La forêt québécoise, une forêt nourricière

Plusieurs projets de forêt nourricière font aujourd’hui rêvasser des communautés situées un peu partout au Québec. Ces forêts sont aménagées avec plusieurs types de végétaux comestibles, indigènes ou non, bien connus pour la plupart par la population. Cependant, la forêt québécoise regorge de plantes comestibles et délicieuses se trouvant tout autour de vous, voire dans votre jardin et constituent de nouvelles saveurs à découvrir pour le plaisir des plus gourmands. Voici quelques exemples de ce que vous pourrez retrouver et qui saura vous plaire.

Au début du printemps, la forêt québécoise voit apparaître la matteucci fougère-à-l’autruche, communément appelée tête de violon. Il s’agit d’une jeune feuille de fougère qui n’est pas encore déroulé. Son goût rappelle celui de l’asperge et on la déguste habituellement sautée ou ajouté à vos quiches, pâtes, et pourquoi pas à vos potages. Il faut toutefois faire attention à ne pas la confondre avec d’autres espèces de fougère qui peuvent être toxiques. Également, les têtes de violons fraîchement récoltées doivent être blanchies avant d’être consommées. À la fin du printemps, il vous sera possible de récolter les pousses de quenouille. Il vous faudra arracher la tige en faisant une torsion et ne conservez que la portion blanche au-dessus des racines. Vous pouvez conserver cette partie dans un mélange d’eau et de vinaigre. Elle vous rappellera les cœurs de palmiers que vous pourrez ajouter à vos salades préférées. Au début de l’été, l’inflorescence pourra également être récolté. Vous pourrez la faire bouillir comme un maïs et la déguster avec un peu de beurre et de sel.

L’une des plantes adventives les mieux communes, le chénopode blanc, est consommé depuis des millénaires. Aussi appelé chou gras, cette plante se retrouve fort probablement dans vos jardins. On peut consommer les feuilles, les extrémités des tiges, les jeunes pousses, cuites comme celles de ses proches cousins, les épinards. Les graines peuvent également être cuites en gruau de céréales ou moulues en farine.
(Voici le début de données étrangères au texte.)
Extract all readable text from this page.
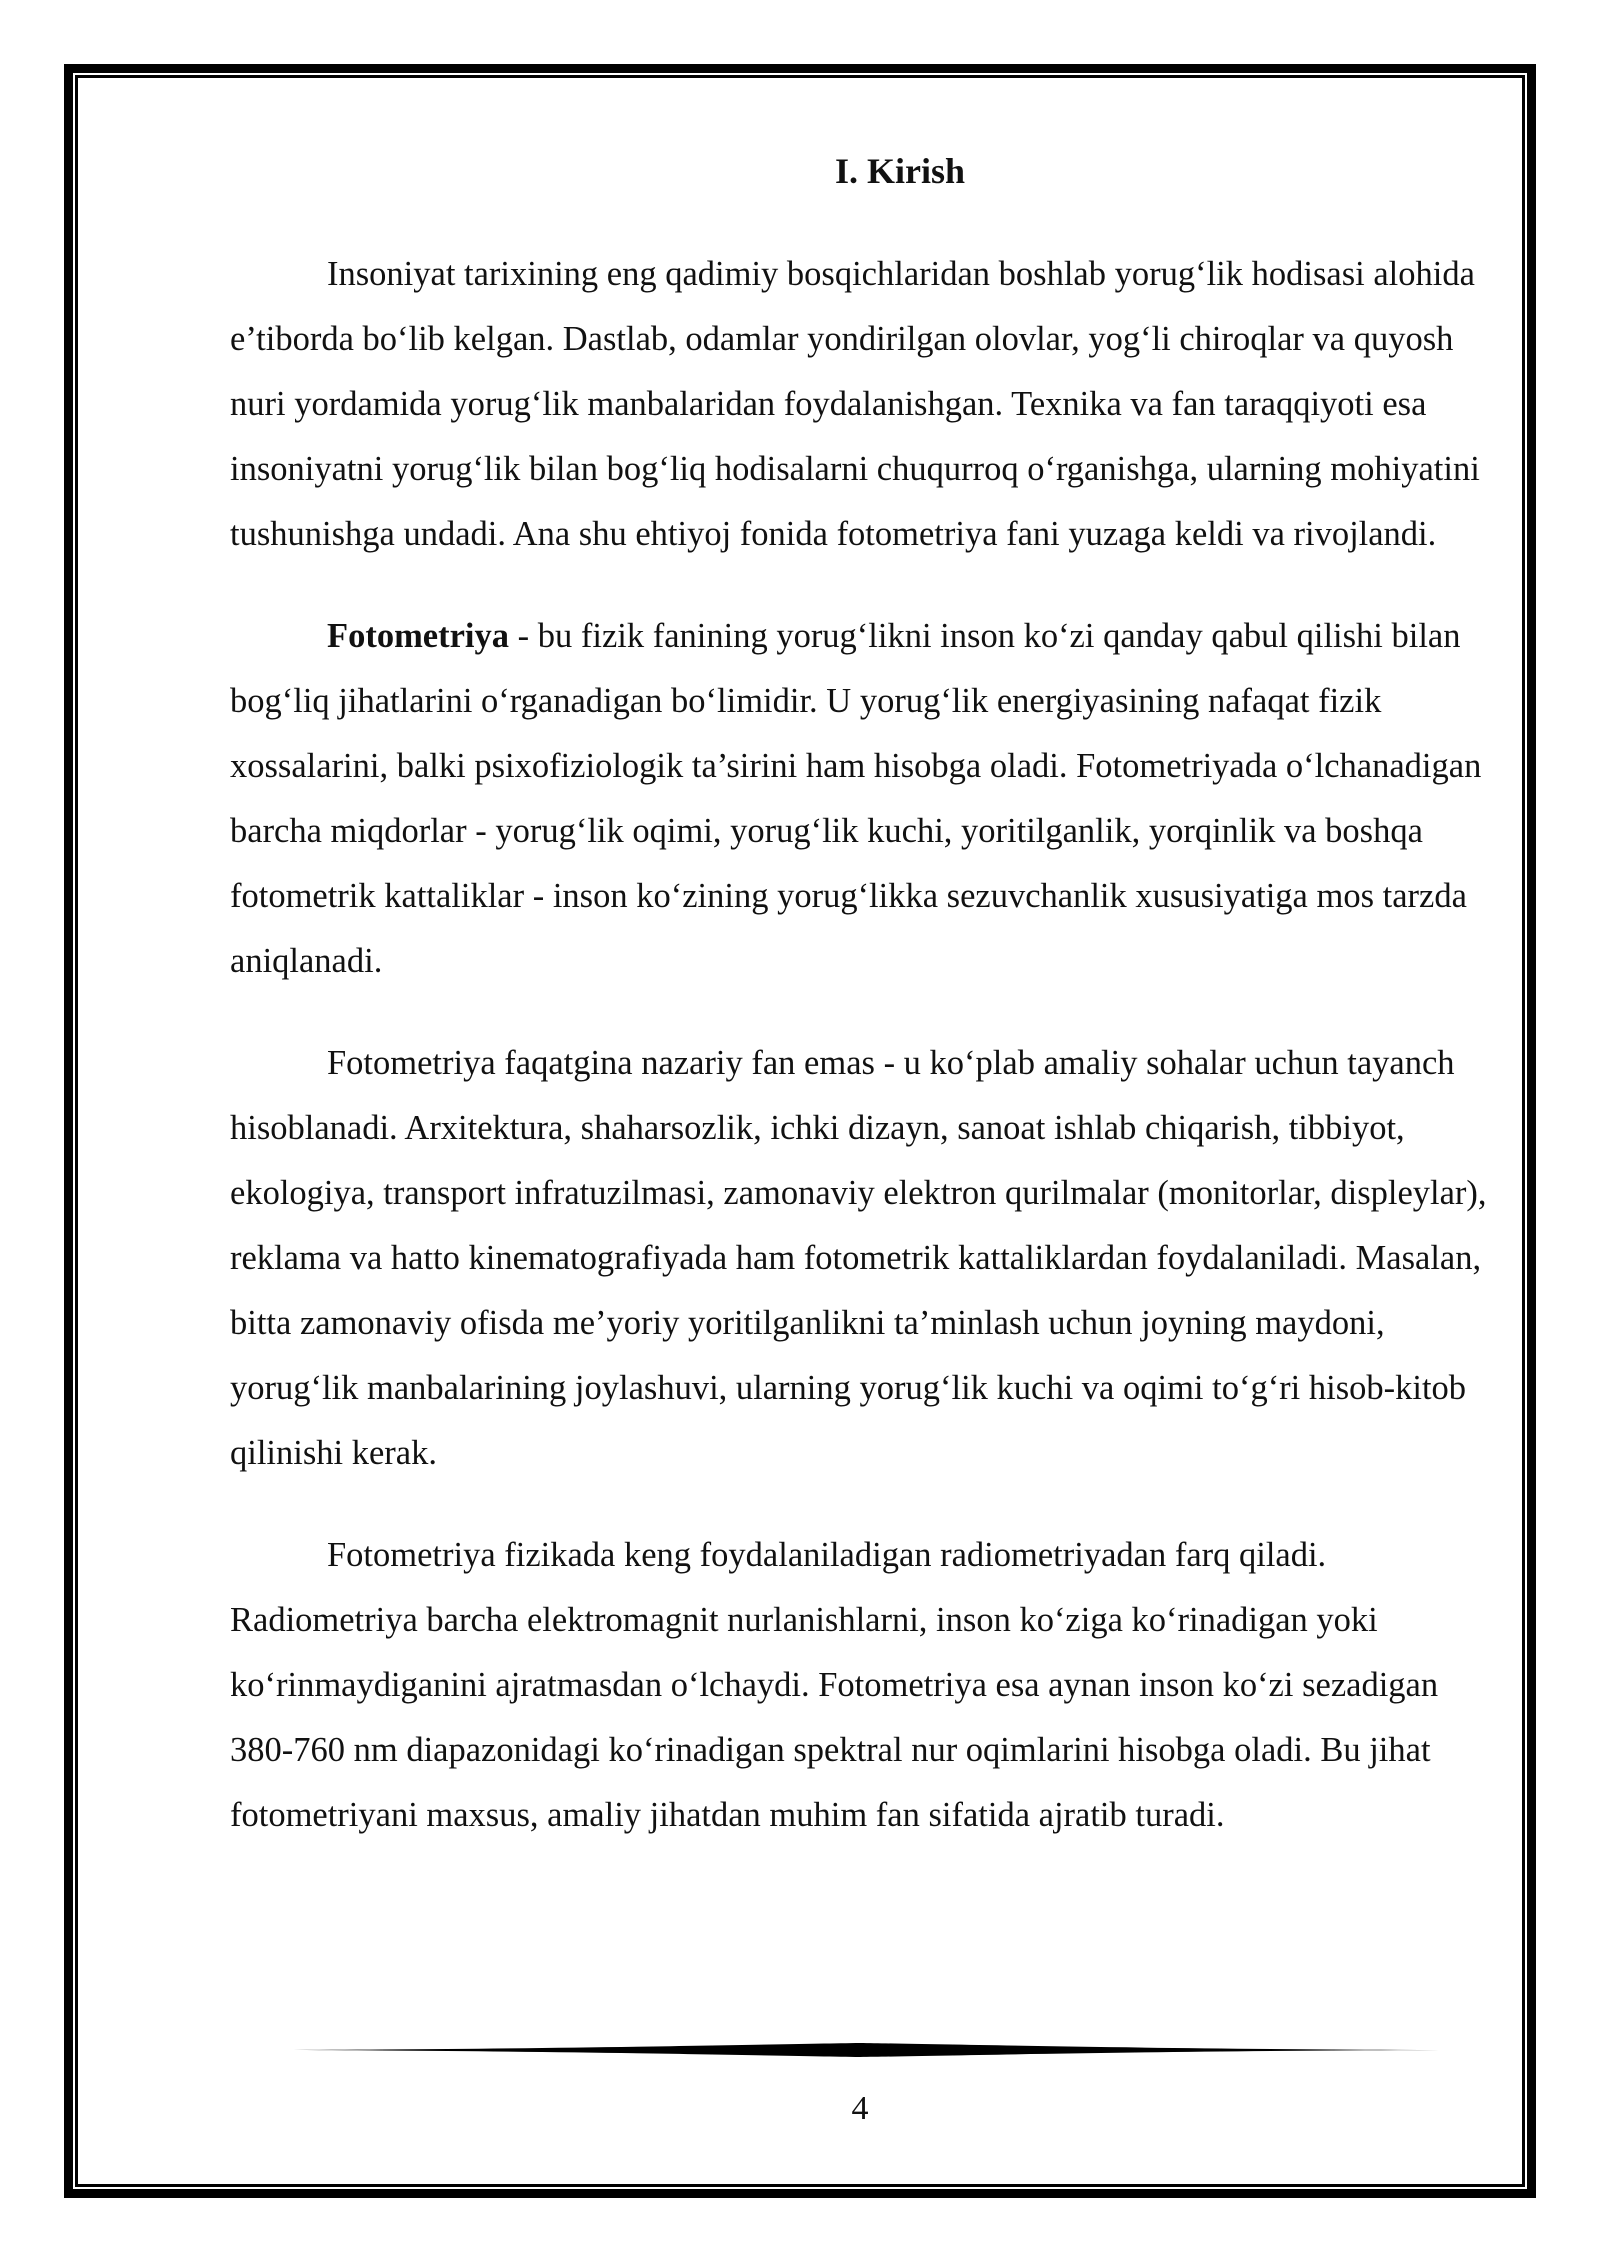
I. Kirish

Insoniyat tarixining eng qadimiy bosqichlaridan boshlab yorug‘lik hodisasi alohida e’tiborda bo‘lib kelgan. Dastlab, odamlar yondirilgan olovlar, yog‘li chiroqlar va quyosh nuri yordamida yorug‘lik manbalaridan foydalanishgan. Texnika va fan taraqqiyoti esa insoniyatni yorug‘lik bilan bog‘liq hodisalarni chuqurroq o‘rganishga, ularning mohiyatini tushunishga undadi. Ana shu ehtiyoj fonida fotometriya fani yuzaga keldi va rivojlandi.

Fotometriya - bu fizik fanining yorug‘likni inson ko‘zi qanday qabul qilishi bilan bog‘liq jihatlarini o‘rganadigan bo‘limidir. U yorug‘lik energiyasining nafaqat fizik xossalarini, balki psixofiziologik ta’sirini ham hisobga oladi. Fotometriyada o‘lchanadigan barcha miqdorlar - yorug‘lik oqimi, yorug‘lik kuchi, yoritilganlik, yorqinlik va boshqa fotometrik kattaliklar - inson ko‘zining yorug‘likka sezuvchanlik xususiyatiga mos tarzda aniqlanadi.

Fotometriya faqatgina nazariy fan emas - u ko‘plab amaliy sohalar uchun tayanch hisoblanadi. Arxitektura, shaharsozlik, ichki dizayn, sanoat ishlab chiqarish, tibbiyot, ekologiya, transport infratuzilmasi, zamonaviy elektron qurilmalar (monitorlar, displeylar), reklama va hatto kinematografiyada ham fotometrik kattaliklardan foydalaniladi. Masalan, bitta zamonaviy ofisda me’yoriy yoritilganlikni ta’minlash uchun joyning maydoni, yorug‘lik manbalarining joylashuvi, ularning yorug‘lik kuchi va oqimi to‘g‘ri hisob-kitob qilinishi kerak.

Fotometriya fizikada keng foydalaniladigan radiometriyadan farq qiladi. Radiometriya barcha elektromagnit nurlanishlarni, inson ko‘ziga ko‘rinadigan yoki ko‘rinmaydiganini ajratmasdan o‘lchaydi. Fotometriya esa aynan inson ko‘zi sezadigan 380-760 nm diapazonidagi ko‘rinadigan spektral nur oqimlarini hisobga oladi. Bu jihat fotometriyani maxsus, amaliy jihatdan muhim fan sifatida ajratib turadi.

4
Toujours du côté des adventices, le pissenlit est une plante qui se consomme pratiquement en entier. Les racines se mangent crues, bouillies ou revenues à la poêle. Les jeunes pousses, récoltées avant la floraison, peuvent être consommées en salade. Les boutons floraux se conservent dans du vinaigre ou du sel et se consomment comme les câpres, tout comme les boutons de marguerite d’ailleurs.

Du côté des herbes, sachez qu’il est possible de retrouver dans la forêt québécoise trois sortes de menthe. On retrouve la menthe du Canada, la menthe à épis et la menthe poivrée. Elles peuvent être ajoutées à vos plats comme la menthe retrouvée au supermarché.

Bien que ces plantes (et bien d’autres) soient comestibles, il faut tout de même rester vigilant et être certain de leur identification avant de les consommer car certaines d’entre elles se ressemblent et peuvent malgré tout être toxiques. De ce fait, je préconise la prudence. Alors, soyez bien certain de ce que vous récoltez, puis, régalez-vous!

Un billet de Gabrielle Filteau

One Response to La forêt québécoise, une forêt nourricière

  1. Chantal de Montigny 18/05/2019 at 9:16 #

    Le sujet est très intéressant et l’agriculture de ces plantes qui poussent bien dans notre climat et écosystème, pourrait être planifiée dans nos jardins et espaces urbains. Je dis cela pour deux raisons. 1- Pour éviter les intoxications et 2- Pour éviter le sacage et le déséquilibre de nos milieux naturels. Il serait dommage de reproduire ce qui se passe avec la surpêche par exemple, c’est-à-dire l’épuisement de certains stock de poisson de la surface de la terre et le dérangement des fonds marins. Je parle ici de mettre en péril la biodiversité en ne pensant pas au respect des écosystèmes. Toutes bonnes idées pour la survie des humains comme de les nourrir doivent maintenant être encadrées et bien planifiées afin de considérer l’ensemble des impacts, car nous sommes désormais trop nombreux et si nous détruisons notre environnement, c’est nous que nous affecterons aussi en bout de ligne.